Trump’s threats toward Iran—including his April decree that “a whole civilization will die tonight, never to be brought back again”—illustrate the consequences of this myth-making. It paves the way for radical politics not only in the US but also beyond. The administration has claimed Europe faces “civilizational erasure” due to immigration and integration, while Nigel Farage of Reform UK warns of “societal collapse” in Britain.

Research shows people are more willing to support extraordinary measures when they believe they face an existential threat. Political leaders’ psychological dispositions matter more in times of uncertainty. The unforeseeable effects of technological and environmental transformation create risks and anxiety—and the danger is that leaders treat opponents, social movements, or minority groups as mythical foes.

Implications for the Indo-Pacific

This end-times politics has direct relevance for Asia. The Trump administration’s framing of Iran as an apocalyptic foe affects stability in the Strait of Hormuz, a critical chokepoint for Asian energy imports. Trump's Iran standoff leaves few good escalation options, and any conflict would ripple through economies from Tokyo to New Delhi. Meanwhile, the AI race—often cast in salvation-or-extinction terms—is reshaping competition in the region. ASEAN's AI infrastructure race sees nations like Singapore, Malaysia, and Indonesia vying for data center dominance, while India focuses on deployment over discovery, as noted in India's AI future.

For much of the modern era, the most influential people were elected leaders and state officials. Today, a novel type of leader has emerged: technology executives with wealth and media influence. Their influence extends deep into the state—symbolized by Elon Musk’s role in the US Department of Government Efficiency and SpaceX’s critical role in US global strategy. Scholars once explained global politics through institutions and structural relations; now, the future increasingly depends on the psychology of a small political and corporate elite.
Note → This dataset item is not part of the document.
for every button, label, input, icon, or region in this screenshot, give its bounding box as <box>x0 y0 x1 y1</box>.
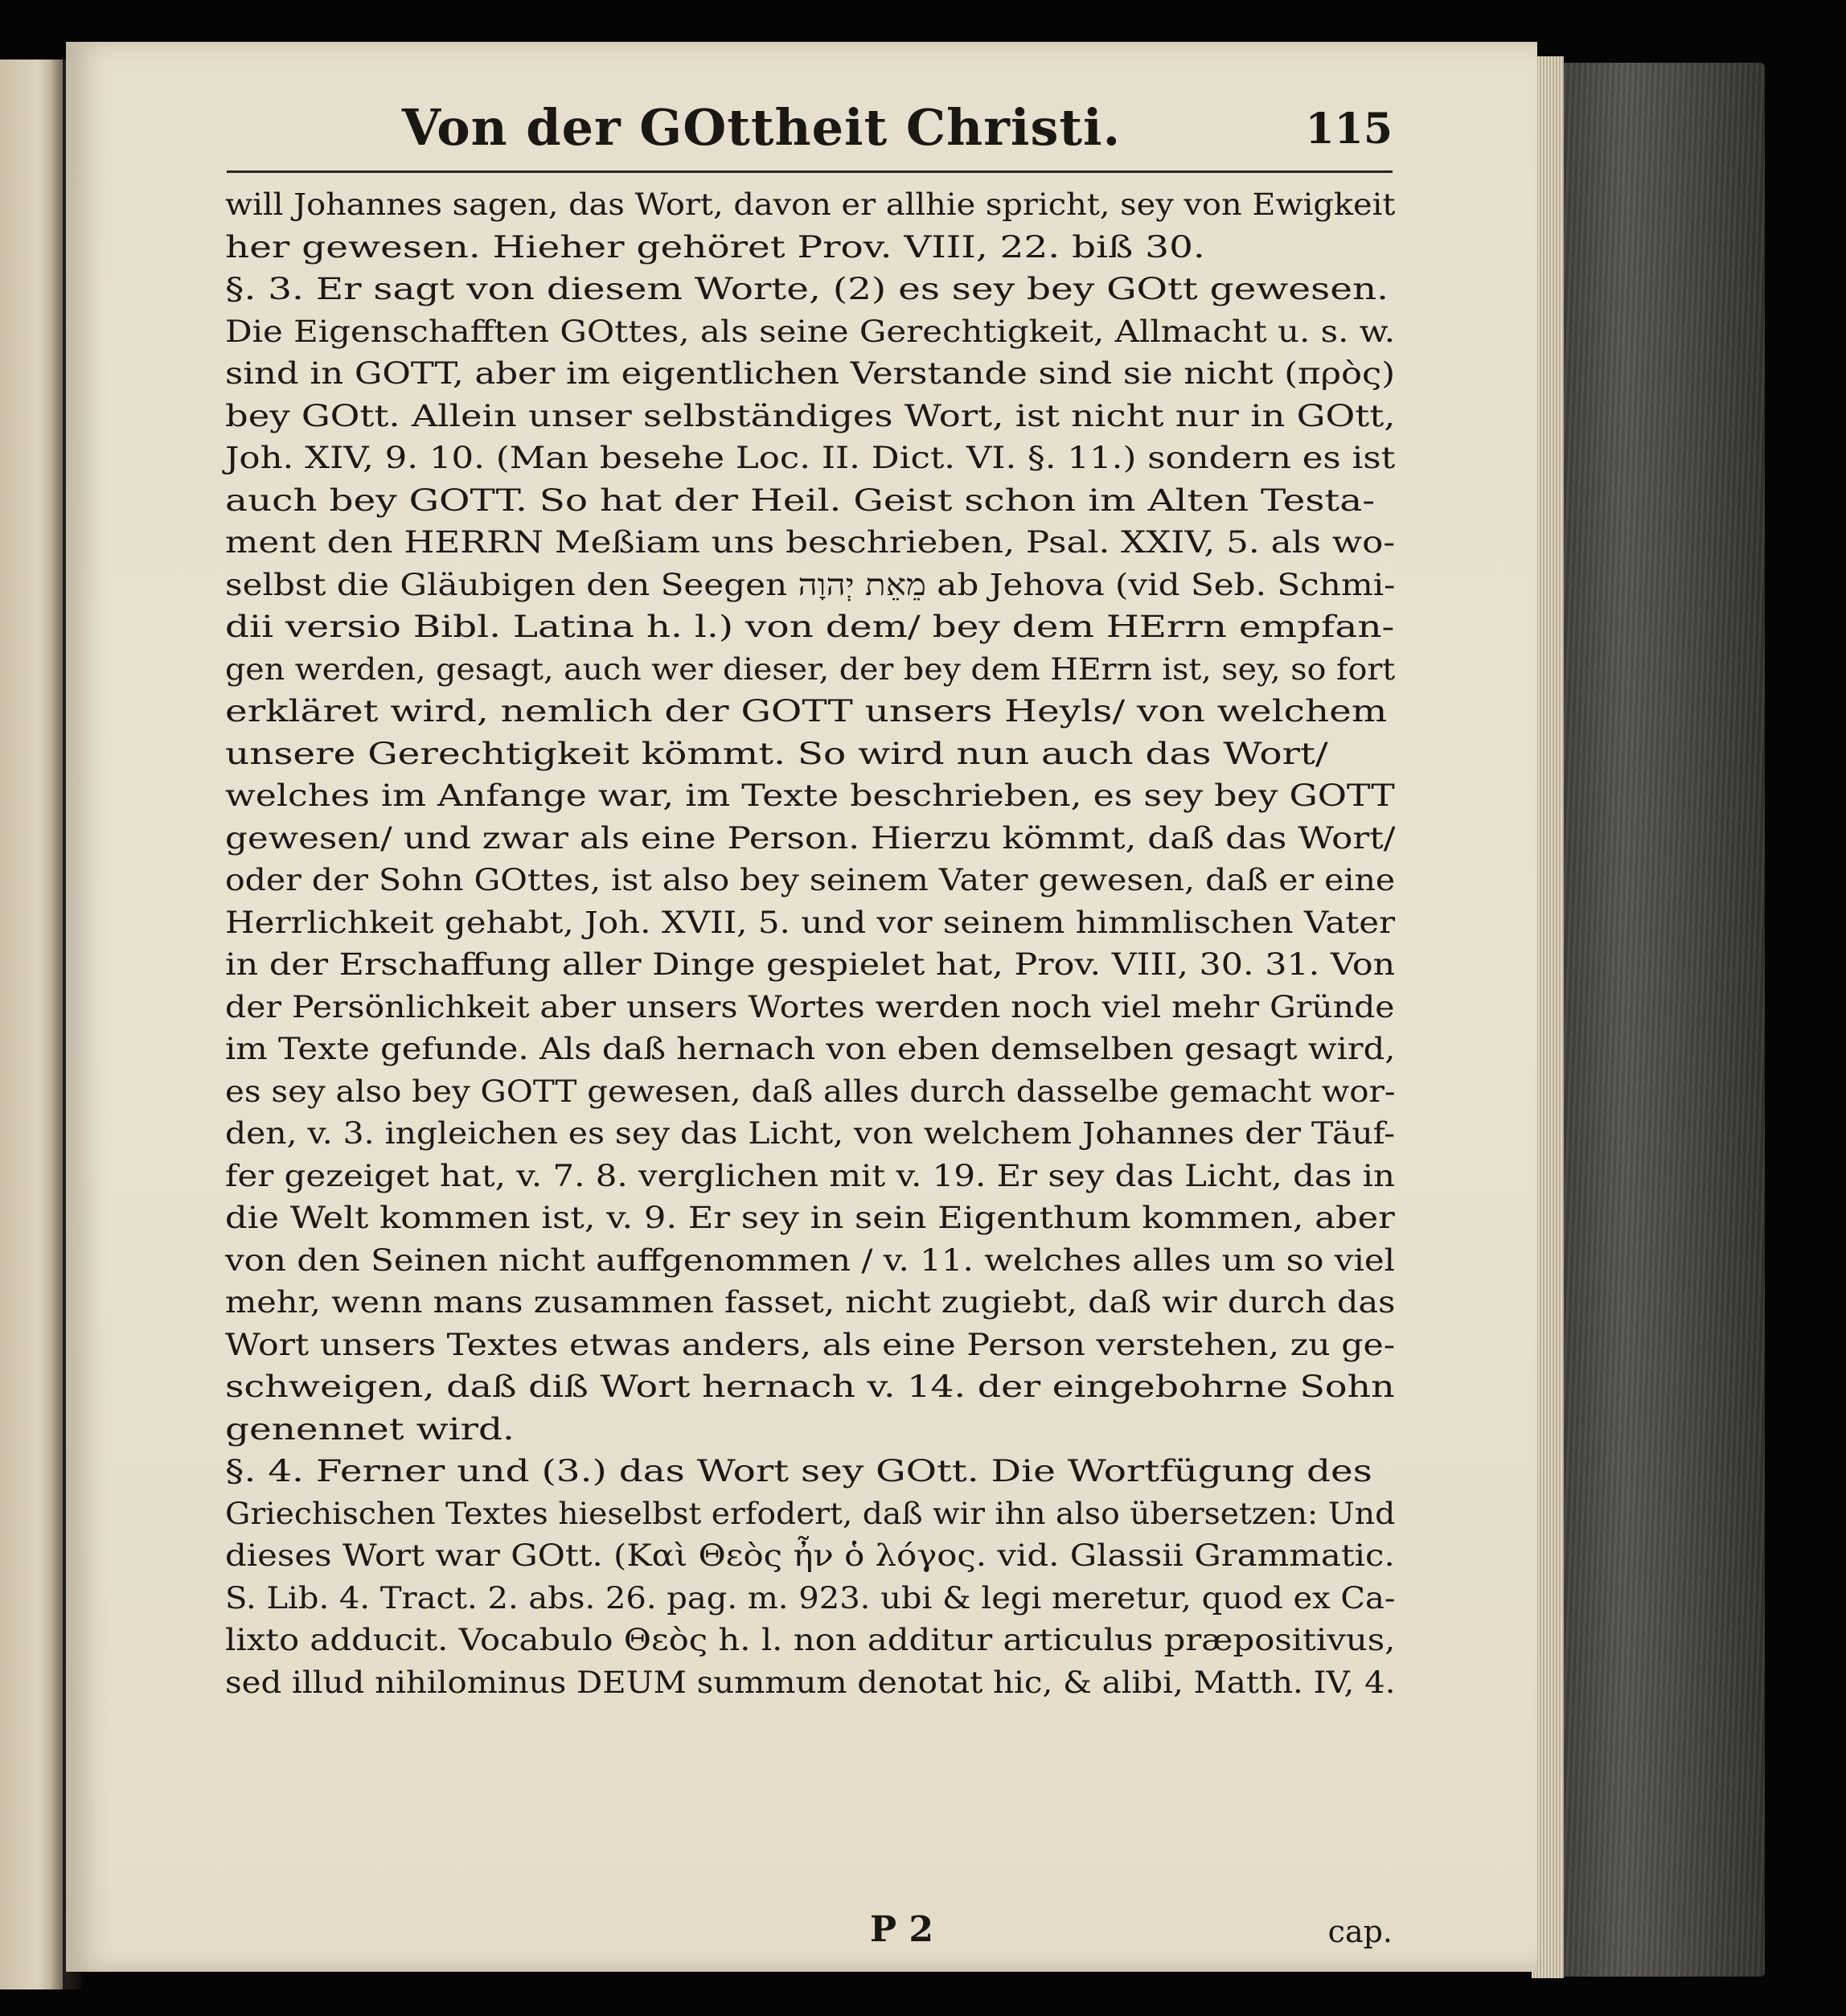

End-times leaders will exaggerate certain threats while downplaying others. US venture capitalist Marc Andreessen promotes “technological accelerationism”—the idea that unregulated technological development is the only way to overcome existential problems. The challenge is distinguishing genuine threats from narratives that amplify fear while obscuring more pressing issues like the climate crisis and erosion of democratic systems. On whether technology can overcome climate change and bring world peace, it might be wise not to take the word of tech billionaires.